Technical measures, such as increased mesh sizes, are imposed in order to create conditions in which the capture of juvenile fish is minimized. The use of gear selectivity has a particular advantage because it provides a mechanism to reduce the mortality of younger fish while allowing the fleet to continue fishing. In recent years, there has been increasing interest in using various BRDs and gear modifications to improve the size- and species-selectivity of fishing gears. Many of these devices and modifications have reduced the levels of discarding. Traditionally, the fishing industry has been sceptical about the introduction of new and more selective gear modifications, but the deterioration of many important groundfish stocks has led to positive changes in attitudes towards the adoption of more conservative fishing methods. Real progress has been achieved in the reduction of bycatch and discards through gear modifications and operational improvements. Often, once the initial technical difficulties and resistance from fishers have been overcome, these new modifications are readily accepted.
In an ideal situation, when all escapees survive and selectivity and fishing effort are at optimal levels, the growth potential of the stock would be exploited efficiently and most fish would have a chance of growing to mature size and spawning. The spawning biomass would be high, resulting in larger and more stable catches. Fewer fish would be caught but the average size of the fish in the catch would be greater. Clearly, selective fishing has major potential for rational resource utilization. The ultimate success of selective gears, however, largely depends on fishers willingness to accept them. Measures and techniques that increase costs and reduce earnings are unattractive to fishers. Moreover, the fishing effectiveness and practicality of new designs are important; inefficient gears will not be used or will be manipulated.

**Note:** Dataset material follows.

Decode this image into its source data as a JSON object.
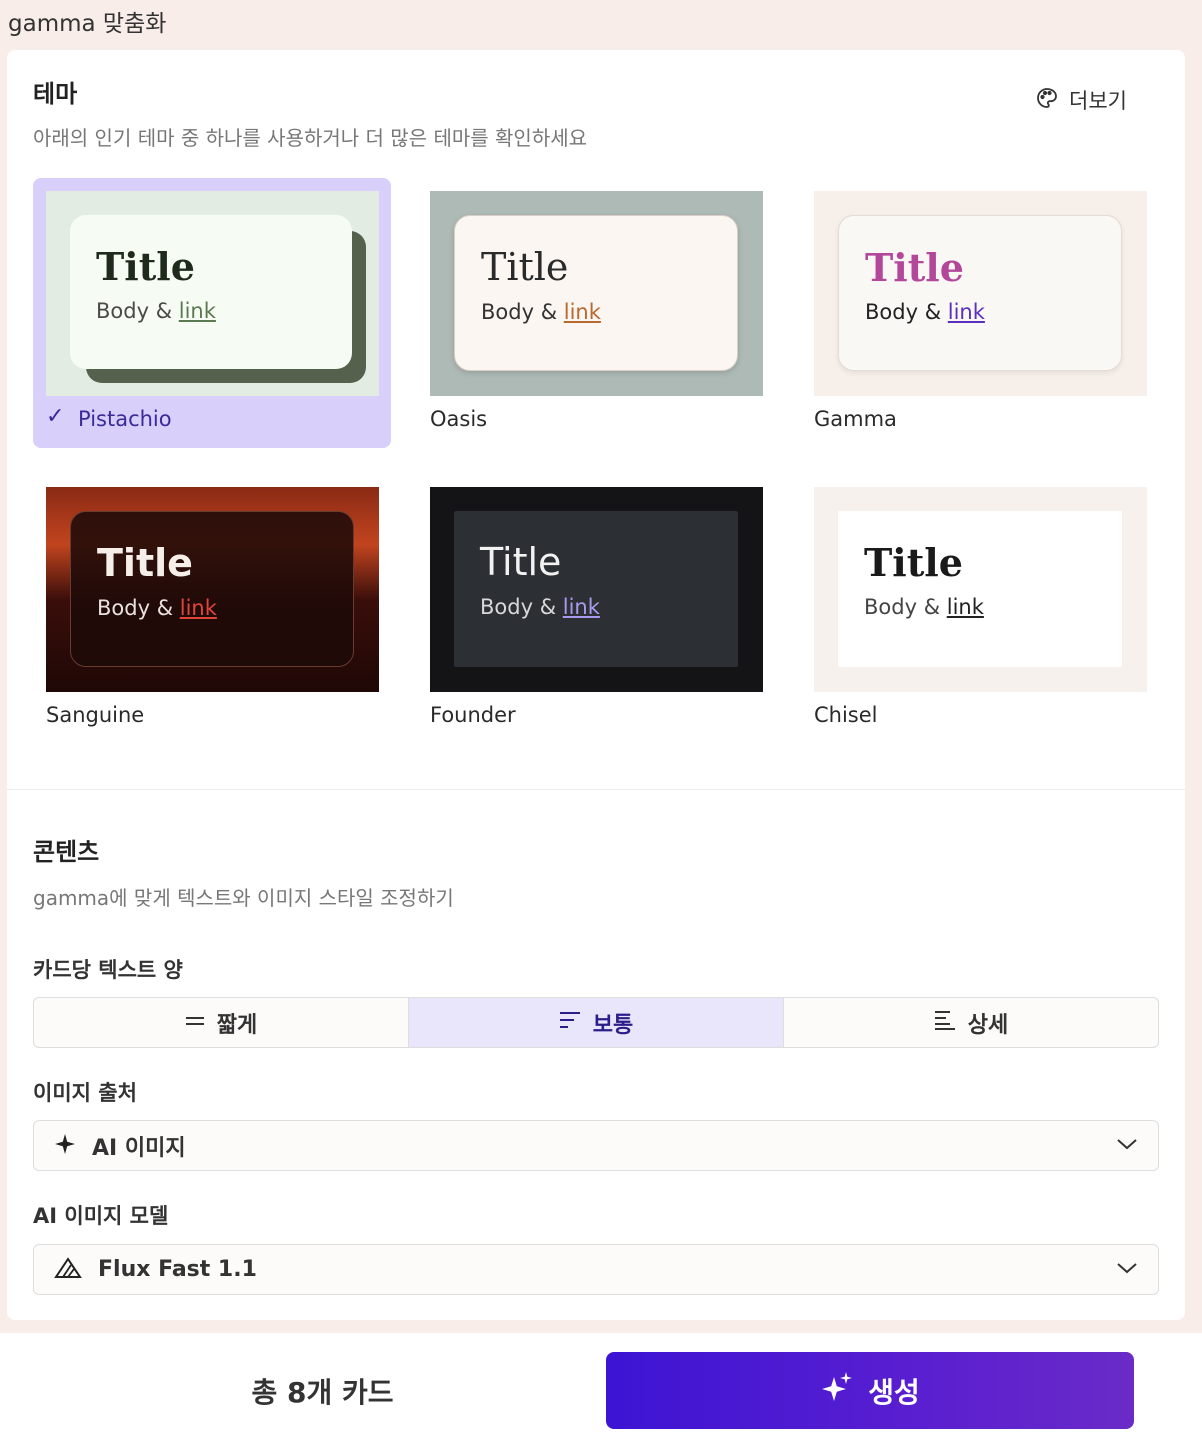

Individual fishers must not only understand the basic nature and magnitude of the problem, but must also believe that the resulting measures are effective and fair.
Fishing industries have played a crucial role in the development and implementation of most of the approaches that have been successful. Clearly, close cooperation among industries, scientists, managers and other stakeholders will be necessary throughout the development and introduction of environmentally-friendly fishing technologies. Factors that are critical to success have to be identified and determined together. A number of innovative technologies are already available, and further progress will be made. Innovative fisheries management plans offer positive incentives for the development and effective use of such fishing techniques. Proper management also stimulates the voluntary use of effective bycatch reduction practices by creating economic incentives.